Para este circuito, o nível baixo corresponde a uma tensão que deve ficar em menos de 1V, e o nível alto será reconhecido se a tensão de entrada for superior a 3,5 Volts.
Uma das desvantagens deste circuito, está no fato de que não há isolamento entre o circuito do motor de passo e o microcomputador.
Este inconveniente, que pode ser importante em aplicações, mais críticas, é contornado com a utilização de uma interface com acopladores ópticos como é mostrada na figura 9. Este mesmo circuito também serve de base para controles de motores de passo a partir de circuitos lógicos diversos.
d) Etapas de Potências
Para o acionamento de motores de passo de maior potência, com correntes superiores aos 500 mA que o integrado pode fornecer, temos diversas possibilidades. Uma delas, que permite o controle de motores com correntes de até 2 ou 3 ampères por fase é mostrada na figura 10.
O transistor TiP32 deve ser montado num radiador de calor. Evidentemente, para um motor de 4 fases precisamos de 4 transistores nesta configuração, ligados um a cada saída do integrado.
Com a utilização dos transistores PNP neste circuito a ida da saída ao nível baixo (LO) faz com que o transistor inicialmente em corte passe para a saturação energizando assim a fase correspondente do motor.
Uma possibilidade interessante, mostrada na figura 11 consiste no uso de transistores NPN de potência, mas com a pré-excitação a partir de um PNP.
Com o uso de um 2N3055 podemos controlar um motor com fase de até 5 ampères, nas mesmas condições do circuito anterior. Lembramos que os transistores devem ser montados em bons radiadores de calor.
Esta aplicação também é válida para alguns tipos de motores que possuem um terminal comum positivo para todos os enrolamentos do motor de passo.

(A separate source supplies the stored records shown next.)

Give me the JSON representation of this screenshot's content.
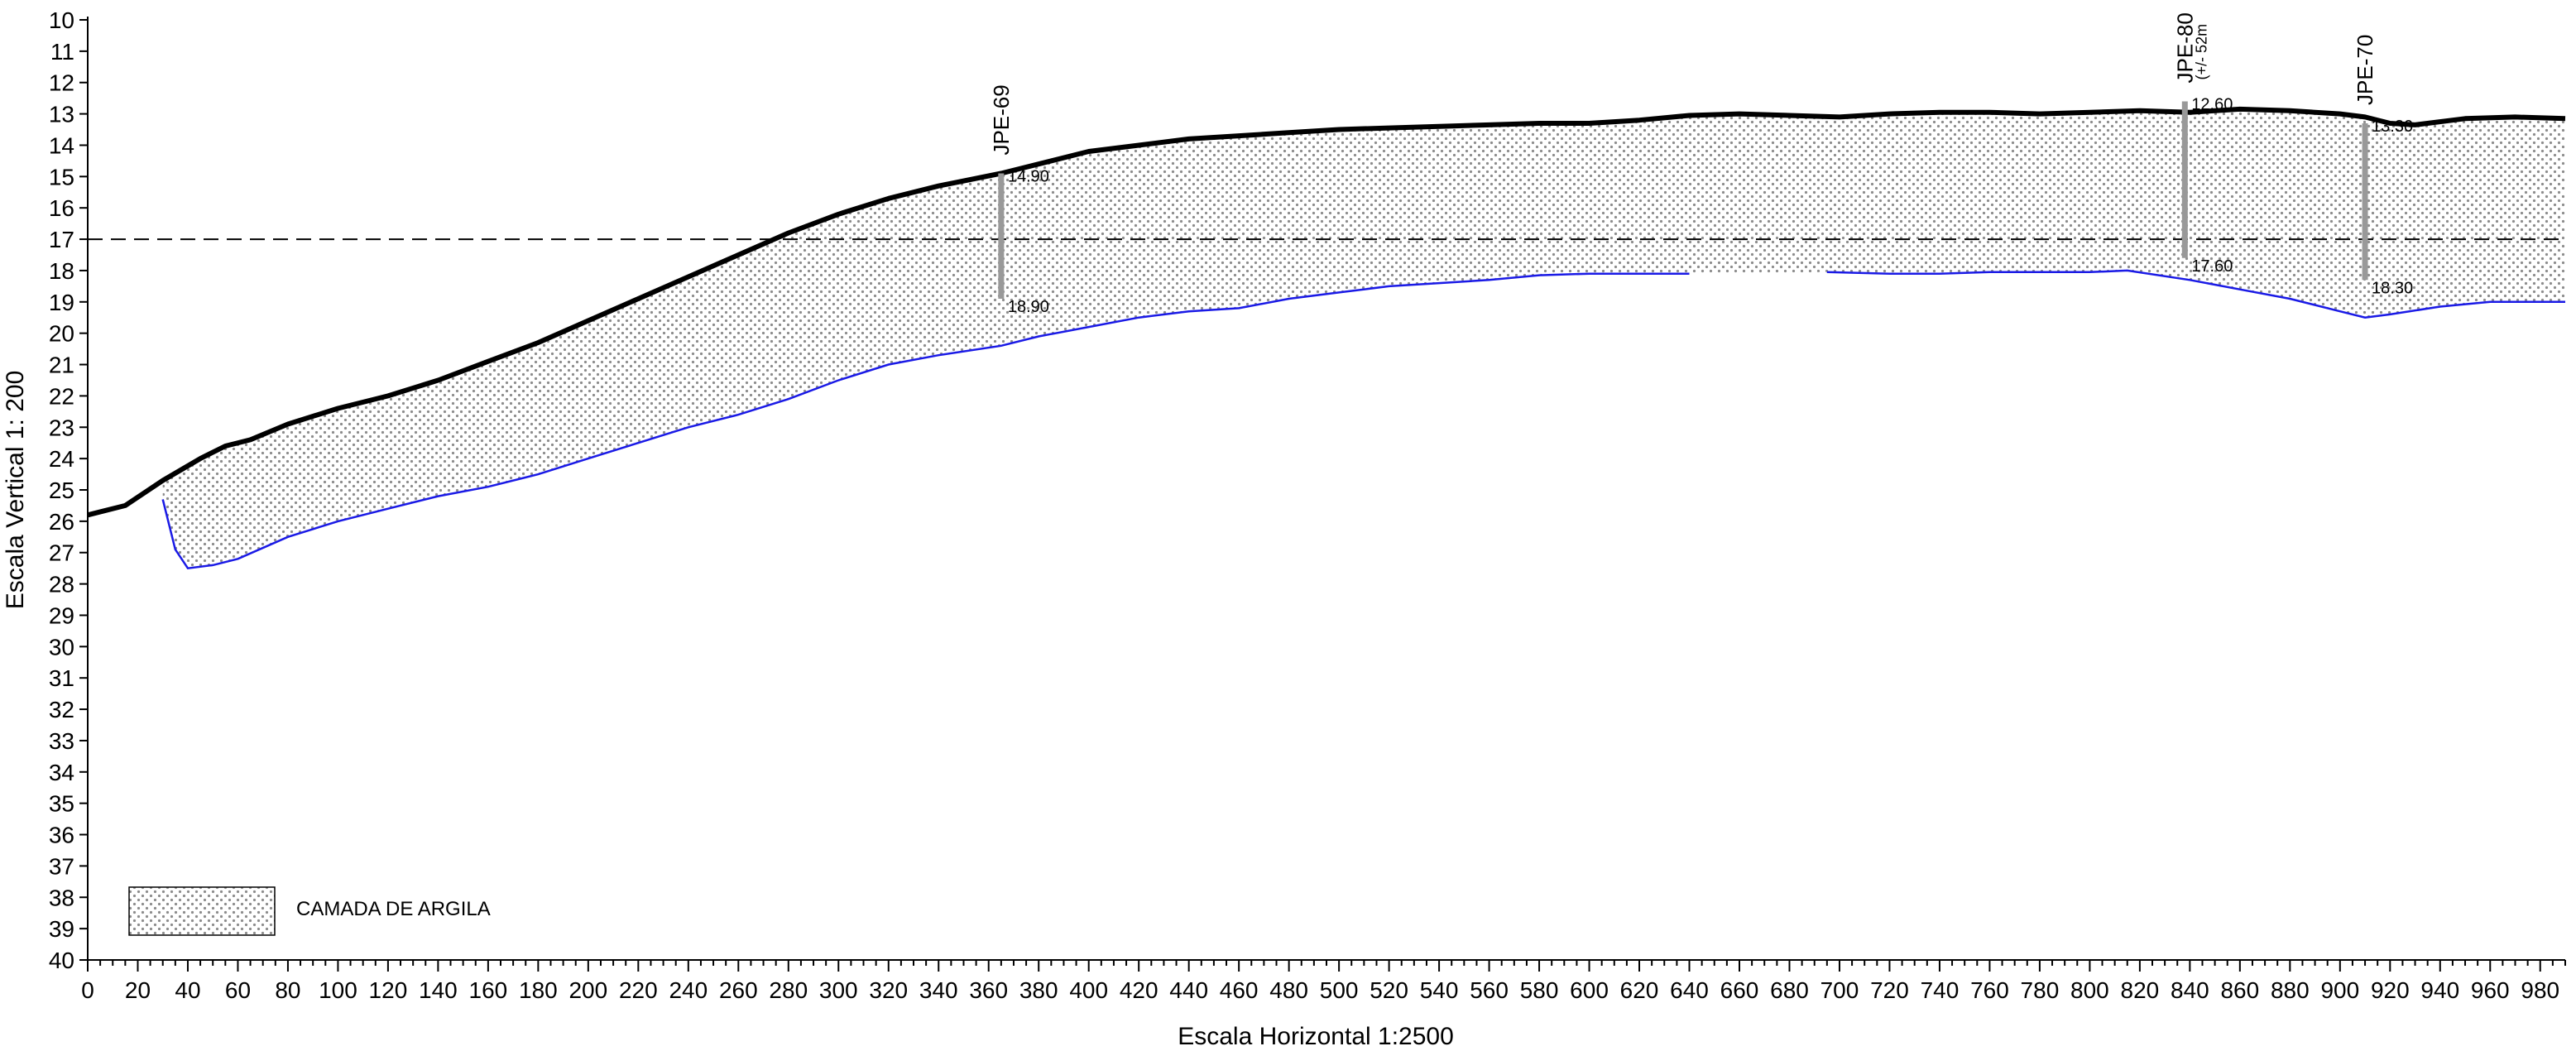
{
  "chart_data": {
    "type": "area",
    "title": "",
    "xlabel": "Escala Horizontal 1:2500",
    "ylabel": "Escala Vertical 1: 200",
    "xlim": [
      0,
      990
    ],
    "ylim": [
      40,
      10
    ],
    "x_ticks": [
      0,
      20,
      40,
      60,
      80,
      100,
      120,
      140,
      160,
      180,
      200,
      220,
      240,
      260,
      280,
      300,
      320,
      340,
      360,
      380,
      400,
      420,
      440,
      460,
      480,
      500,
      520,
      540,
      560,
      580,
      600,
      620,
      640,
      660,
      680,
      700,
      720,
      740,
      760,
      780,
      800,
      820,
      840,
      860,
      880,
      900,
      920,
      940,
      960,
      980
    ],
    "y_ticks": [
      10,
      11,
      12,
      13,
      14,
      15,
      16,
      17,
      18,
      19,
      20,
      21,
      22,
      23,
      24,
      25,
      26,
      27,
      28,
      29,
      30,
      31,
      32,
      33,
      34,
      35,
      36,
      37,
      38,
      39,
      40
    ],
    "water_level": 17,
    "surface": {
      "x": [
        0,
        15,
        30,
        45,
        55,
        65,
        80,
        100,
        120,
        140,
        160,
        180,
        200,
        220,
        240,
        260,
        280,
        300,
        320,
        340,
        365,
        380,
        400,
        420,
        440,
        460,
        480,
        500,
        520,
        540,
        560,
        580,
        600,
        620,
        640,
        660,
        680,
        700,
        720,
        740,
        760,
        780,
        800,
        820,
        840,
        860,
        880,
        900,
        910,
        920,
        930,
        950,
        970,
        990
      ],
      "y": [
        25.8,
        25.5,
        24.7,
        24.0,
        23.6,
        23.4,
        22.9,
        22.4,
        22.0,
        21.5,
        20.9,
        20.3,
        19.6,
        18.9,
        18.2,
        17.5,
        16.8,
        16.2,
        15.7,
        15.3,
        14.9,
        14.6,
        14.2,
        14.0,
        13.8,
        13.7,
        13.6,
        13.5,
        13.45,
        13.4,
        13.35,
        13.3,
        13.3,
        13.2,
        13.05,
        13.0,
        13.05,
        13.1,
        13.0,
        12.95,
        12.95,
        13.0,
        12.95,
        12.9,
        12.95,
        12.85,
        12.9,
        13.0,
        13.1,
        13.3,
        13.35,
        13.15,
        13.1,
        13.15
      ]
    },
    "clay_base_segments": [
      {
        "x": [
          30,
          35,
          40,
          50,
          60,
          80,
          100,
          120,
          140,
          160,
          180,
          200,
          220,
          240,
          260,
          280,
          300,
          320,
          340,
          365,
          380,
          400,
          420,
          440,
          460,
          480,
          500,
          520,
          540,
          560,
          580,
          600,
          620,
          640
        ],
        "y": [
          25.3,
          26.9,
          27.5,
          27.4,
          27.2,
          26.5,
          26.0,
          25.6,
          25.2,
          24.9,
          24.5,
          24.0,
          23.5,
          23.0,
          22.6,
          22.1,
          21.5,
          21.0,
          20.7,
          20.4,
          20.1,
          19.8,
          19.5,
          19.3,
          19.2,
          18.9,
          18.7,
          18.5,
          18.4,
          18.3,
          18.15,
          18.1,
          18.1,
          18.1
        ]
      },
      {
        "x": [
          695,
          720,
          740,
          760,
          780,
          800,
          815,
          840,
          860,
          880,
          900,
          910,
          920,
          940,
          960,
          990
        ],
        "y": [
          18.05,
          18.1,
          18.1,
          18.05,
          18.05,
          18.05,
          18.0,
          18.3,
          18.6,
          18.9,
          19.3,
          19.5,
          19.4,
          19.15,
          19.0,
          19.0
        ]
      }
    ],
    "boreholes": [
      {
        "name": "JPE-69",
        "note": "",
        "x": 365,
        "top": 14.9,
        "bottom": 18.9,
        "top_label": "14.90",
        "bottom_label": "18.90"
      },
      {
        "name": "JPE-80",
        "note": "(+/- 52m",
        "x": 838,
        "top": 12.6,
        "bottom": 17.6,
        "top_label": "12.60",
        "bottom_label": "17.60"
      },
      {
        "name": "JPE-70",
        "note": "",
        "x": 910,
        "top": 13.3,
        "bottom": 18.3,
        "top_label": "13.30",
        "bottom_label": "18.30"
      }
    ],
    "legend": {
      "placement": "bottom-left",
      "label": "CAMADA DE ARGILA"
    },
    "colors": {
      "surface": "#000000",
      "clay_base": "#1a1ae6",
      "fill_dots": "#8c8c8c",
      "borehole": "#999999",
      "water_line": "#000000"
    }
  }
}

MOTORES DE PASSO NACIONAIS
Um dos fabricantes de motores de passo em nosso país é a SINGER do Brasil Indústria e Comércio Ltda. (Caixa Postal 203 - Itu - CEP 13300 - São Paulo - SP - Brasil) e que possui diversos modelos de motores em sua linha que se adaptam aos circuitos propostos neste artigo.
Dentre eles destacamos o Modelo BP 7,5° que tem as dimensões mostradas na figura 12 e características elétricas dadas a seguir.
Características:
- Tipo de motor: ímã permanente
- Passos por volta: 48
- Ângulo de passo: 7,5 graus
- Fases: 4 (enrolamento bifilar)
- Resistência por bobina (25°C): 8 ohms (máx)
- Indutância por bobina: 7 + /-3 mH a 1 kHz
- Cabos de saída (6): 26 AWG
- Mancais: bronze sinterizado
- Torque estático (pico): 80 + /-15 mN.m (com corrente nominal
- Corrente nominal (por bobina em condição estática): 700 mA (DC) - Precisão de passo: +1-0,5%
CONCLUSÃO
O circuito que damos é evidentemente uma configuração básica, mas que pode ser de extrema utilidade para os leitores que desejam construir seu próprio robô ou ainda dispositivos eletromecânicos de precisão como por exemplo impressora, plotter, etc.
O modo como o controle de motor de passo vai ser feito depende da aplicação e para isso existem centenas de possibilidades. Estas possibilidades, na medida do possível aparecerão na forma de projetos em edições futuras de nossa revista.